Las fiestas de año nuevo, previsibles cada doce meses con la lógica implacable del calendario cíclico, nos recuerdan, cada año, la repetición de unos gestos, hábitos y rituales. Como los etnógrafos y los historiadores de las religiones han explicado a través de ejemplos procedentes de las culturas más diversas, estas “ceremonias del año nuevo”, siempre caracterizadas por un desorden planificado y por celebraciones de intensidad poco comparable con las del resto del año, tienen como función ritual, a través de esta explosión desordenada, asegurar la regeneración del tiempo y, a la vez, fijar las referencias objetivas del calendario. El tiempo humano, que sin estas ceremonias sería un puro fluir sin pautas ni referencias, se convierte así en algo habitable, es decir, previsible. Cerrar un año y abrir el nuevo. Clausurar un periodo, ni demasiado corto ni demasiado largo, antes de abrir uno nuevo, para que todo ello permita ordenar la experiencia, caligrafiarla, resumirla, vivirla con ese mínimo implícito de racionalidad y orden tan necesario como el aire para respirar.

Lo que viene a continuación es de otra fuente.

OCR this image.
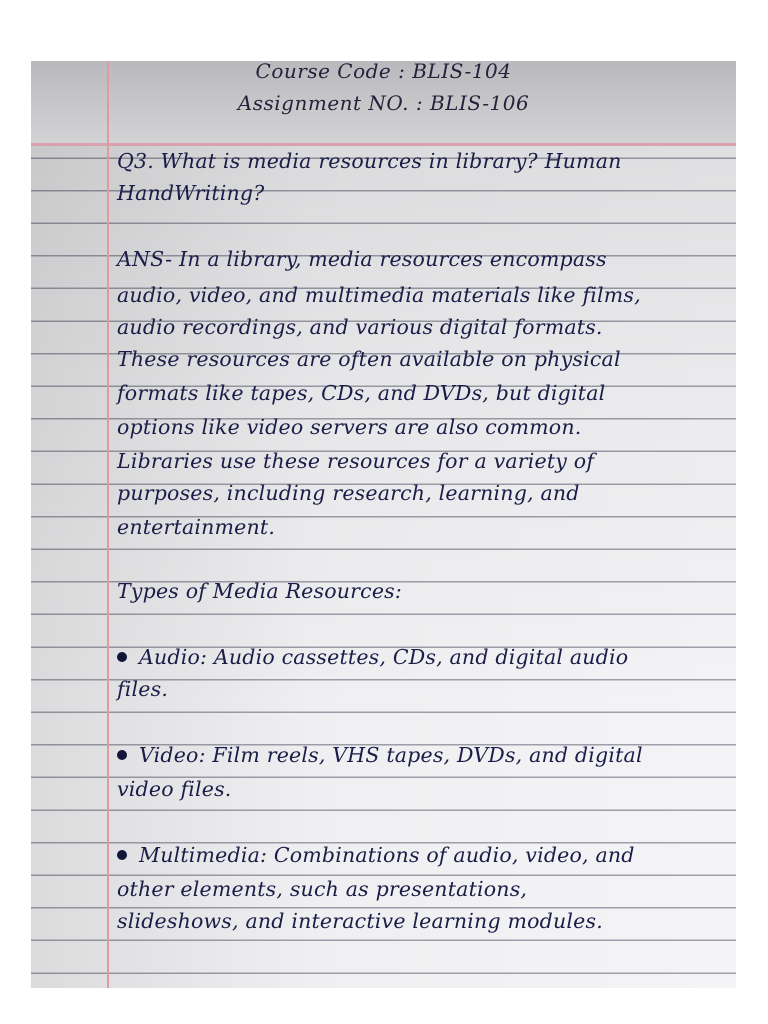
Course Code : BLIS-104
Assignment NO. : BLIS-106
Q3. What is media resources in library? Human
HandWriting?
ANS- In a library, media resources encompass
audio, video, and multimedia materials like films,
audio recordings, and various digital formats.
These resources are often available on physical
formats like tapes, CDs, and DVDs, but digital
options like video servers are also common.
Libraries use these resources for a variety of
purposes, including research, learning, and
entertainment.
Types of Media Resources:
Audio: Audio cassettes, CDs, and digital audio
files.
Video: Film reels, VHS tapes, DVDs, and digital
video files.
Multimedia: Combinations of audio, video, and
other elements, such as presentations,
slideshows, and interactive learning modules.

Y en estos momentos en los que se abandona y cierra un periodo de nuestras vidas, antes de abrir uno nuevo, todavía por estrenar, siempre con la esperanza de que sea mejor y de que nos ahorre las preocupaciones y dolores, cuando los ha habido, en el tiempo que dejamos atrás, se acostumbra a producir el momento del balance y la recapitulación, del pensamiento que recorre esos doce meses que quedarán irremisiblemente atrás, clausurados ya como pasado. James Joyce, en su relato Los muertos, un clásico de la literatura del siglo XX, dejó una imagen inolvidable de uno de estos momentos de rememoración y balance: Gabriel Conroy, uno de los protagonistas del relato, después de una cena memorable la noche de Epifanía con su familia y amigos, tras los cristales de una habitación de hotel, observa con los ojos llorosos la nieve cayendo sobre las calles de Dublín y recuerda, como ha leído en los diarios, que la nieve está cayendo también por toda Irlanda, en la llanura central, en las montañas y pantanales, sobre los ríos. Y mientras recuerda con una extraña intensidad a los que murieron, piensa en este momento de tránsito y continuidad: “Su alma se desvaneció poco a poco, mientras escuchaba caer la nieve calmosamente por todo el universo y calmosamente caer, como en descenso hacia su último fin, sobre todos los vivos y los muertos”.
Cerrar el año es siempre mirar por esos mismos cristales que miró Gabriel Conroy. Recordar las presencias que se desvanecieron en el pasado, pero que continúan acompañándonos en el momento de su evanescencia: cada cual tiene las suyas y cada año deja algunas nuevas. Estas presencias fuerzan a pensar dolorosamente en lo que se fue, pero también reclaman un ejercicio de gratitud por haber disfrutado de la compañía de aquellos que nos hicieron mejores. No somos “seres para la muerte”, como pretendió esa mente filosóficamente podrida que fue Martin Heidegger. Nos duele la muerte, algunas muertes, porque somos seres para la vida. Porque deseamos la vida y, además, que sea digna y plena, para nosotros y aquellos que queremos. Y porque somos seres para la vida volvemos, una y otra vez, al cierre y a la apertura de un nuevo ciclo con la conciencia de que, incluso ante la anomalía, a veces inesperada, de la muerte, la vida continúa.
También esa casa tomada que es nuestra vida se va llenando, poco a poco, de voces que escuchamos y de presencias que no vemos pero con las que aprendemos a convivir. Pero a diferencia de los hermanos de Cortázar, esa puerta no la podemos cerrar. No hay afuera.